A spokesperson for Kreditech confirmed the breach, which she called an “isolated internal security incident,” and said that it only affected applicants.

“There is no access to any customer data,” Kreditech head of communications Anna Friedrich said. “This incident stemmed from a form on our website that was stored data in a caching system that deleted data every few days. What happened was that a subset of application data was affected. We are collaborating with the police, but unfortunately there is no more further information that I have to share.”

Friedrich added that Kreditech believes the data was leaked by an insider at the company, but didn’t say whether the suspect was a current or former employee.

The applicant data posted on a website by a hacker group calling itself “A4” included links to loan documents, scanned passports, driver’s licenses, national IDs and credit agreements that appear to have come from Kreditech’s servers.

Statements on the site also claimed that the hackers found hundreds of gigabytes of Kreditech documents. “The company, getting multimillion investments, probably decided to spend them for anything but security of their clients’ data,” the statements said. “As explain[ed] by a member of A4, not that the company’s security is at a low level, it is absent as such. All data to which the group А4 got access will be put online in open access although its curb price is rather considerable.”

The group didn’t say how or when it acquired the documents, but a system log from a MongoDB document database included in the cache is date-stamped Aug. 19, 2014.
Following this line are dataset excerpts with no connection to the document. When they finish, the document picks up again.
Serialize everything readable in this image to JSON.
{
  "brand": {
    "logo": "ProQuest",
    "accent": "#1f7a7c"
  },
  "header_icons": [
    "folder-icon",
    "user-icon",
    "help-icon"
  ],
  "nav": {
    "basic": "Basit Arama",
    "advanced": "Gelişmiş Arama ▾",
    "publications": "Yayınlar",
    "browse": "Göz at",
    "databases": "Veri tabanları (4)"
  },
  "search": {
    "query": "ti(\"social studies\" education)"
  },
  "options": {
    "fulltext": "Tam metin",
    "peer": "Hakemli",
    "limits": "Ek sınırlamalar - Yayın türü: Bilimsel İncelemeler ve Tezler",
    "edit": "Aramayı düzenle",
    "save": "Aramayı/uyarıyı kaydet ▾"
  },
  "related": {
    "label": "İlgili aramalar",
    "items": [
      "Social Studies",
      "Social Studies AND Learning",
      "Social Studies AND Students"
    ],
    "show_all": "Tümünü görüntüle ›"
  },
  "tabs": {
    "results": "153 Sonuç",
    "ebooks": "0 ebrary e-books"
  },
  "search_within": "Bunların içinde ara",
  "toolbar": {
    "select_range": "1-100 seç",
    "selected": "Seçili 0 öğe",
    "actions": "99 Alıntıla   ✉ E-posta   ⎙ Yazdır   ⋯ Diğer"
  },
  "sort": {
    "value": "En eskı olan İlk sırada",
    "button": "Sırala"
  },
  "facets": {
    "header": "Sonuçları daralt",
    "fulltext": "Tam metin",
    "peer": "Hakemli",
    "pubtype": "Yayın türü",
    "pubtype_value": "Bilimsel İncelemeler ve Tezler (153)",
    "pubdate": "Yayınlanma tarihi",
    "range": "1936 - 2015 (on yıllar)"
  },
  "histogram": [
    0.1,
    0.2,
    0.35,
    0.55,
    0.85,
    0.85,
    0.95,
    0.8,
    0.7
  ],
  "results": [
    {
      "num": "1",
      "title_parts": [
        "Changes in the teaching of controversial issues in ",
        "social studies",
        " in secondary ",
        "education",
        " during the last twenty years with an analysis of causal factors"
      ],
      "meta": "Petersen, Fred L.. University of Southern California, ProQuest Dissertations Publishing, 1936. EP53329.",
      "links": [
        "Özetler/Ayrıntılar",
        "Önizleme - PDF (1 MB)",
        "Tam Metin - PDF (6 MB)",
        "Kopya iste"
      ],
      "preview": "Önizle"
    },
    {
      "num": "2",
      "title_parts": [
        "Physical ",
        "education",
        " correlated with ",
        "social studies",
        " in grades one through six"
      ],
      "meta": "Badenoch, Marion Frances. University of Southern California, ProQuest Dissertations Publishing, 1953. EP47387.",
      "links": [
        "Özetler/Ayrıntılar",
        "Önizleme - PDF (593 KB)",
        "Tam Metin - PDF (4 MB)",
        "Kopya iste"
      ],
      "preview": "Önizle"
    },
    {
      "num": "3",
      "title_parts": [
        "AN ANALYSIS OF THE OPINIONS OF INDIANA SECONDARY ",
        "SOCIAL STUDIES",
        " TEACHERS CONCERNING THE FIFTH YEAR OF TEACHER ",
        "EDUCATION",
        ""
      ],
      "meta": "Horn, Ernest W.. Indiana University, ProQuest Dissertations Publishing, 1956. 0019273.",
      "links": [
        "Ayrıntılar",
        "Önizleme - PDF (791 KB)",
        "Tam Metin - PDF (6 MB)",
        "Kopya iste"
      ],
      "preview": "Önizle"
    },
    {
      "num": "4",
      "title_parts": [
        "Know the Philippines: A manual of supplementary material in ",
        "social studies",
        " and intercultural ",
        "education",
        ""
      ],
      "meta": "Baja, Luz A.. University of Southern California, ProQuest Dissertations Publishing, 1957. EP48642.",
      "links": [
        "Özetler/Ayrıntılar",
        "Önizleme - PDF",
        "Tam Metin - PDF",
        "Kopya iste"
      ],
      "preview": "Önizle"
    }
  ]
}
Kreditech, which is based in Hamburg, Germany, has raised $63 million from investors since 2012, as well as $200 million earmarked for making loans that range from $80 to $4,000. The company vets credit applications using up to 20,000 data points, ranging from traditional data scoring to social media, and makes loans in Poland, Spain, Russia, the Czech Republic, Mexico, Australia, Peru, the Dominican Republic and Kazakhstan.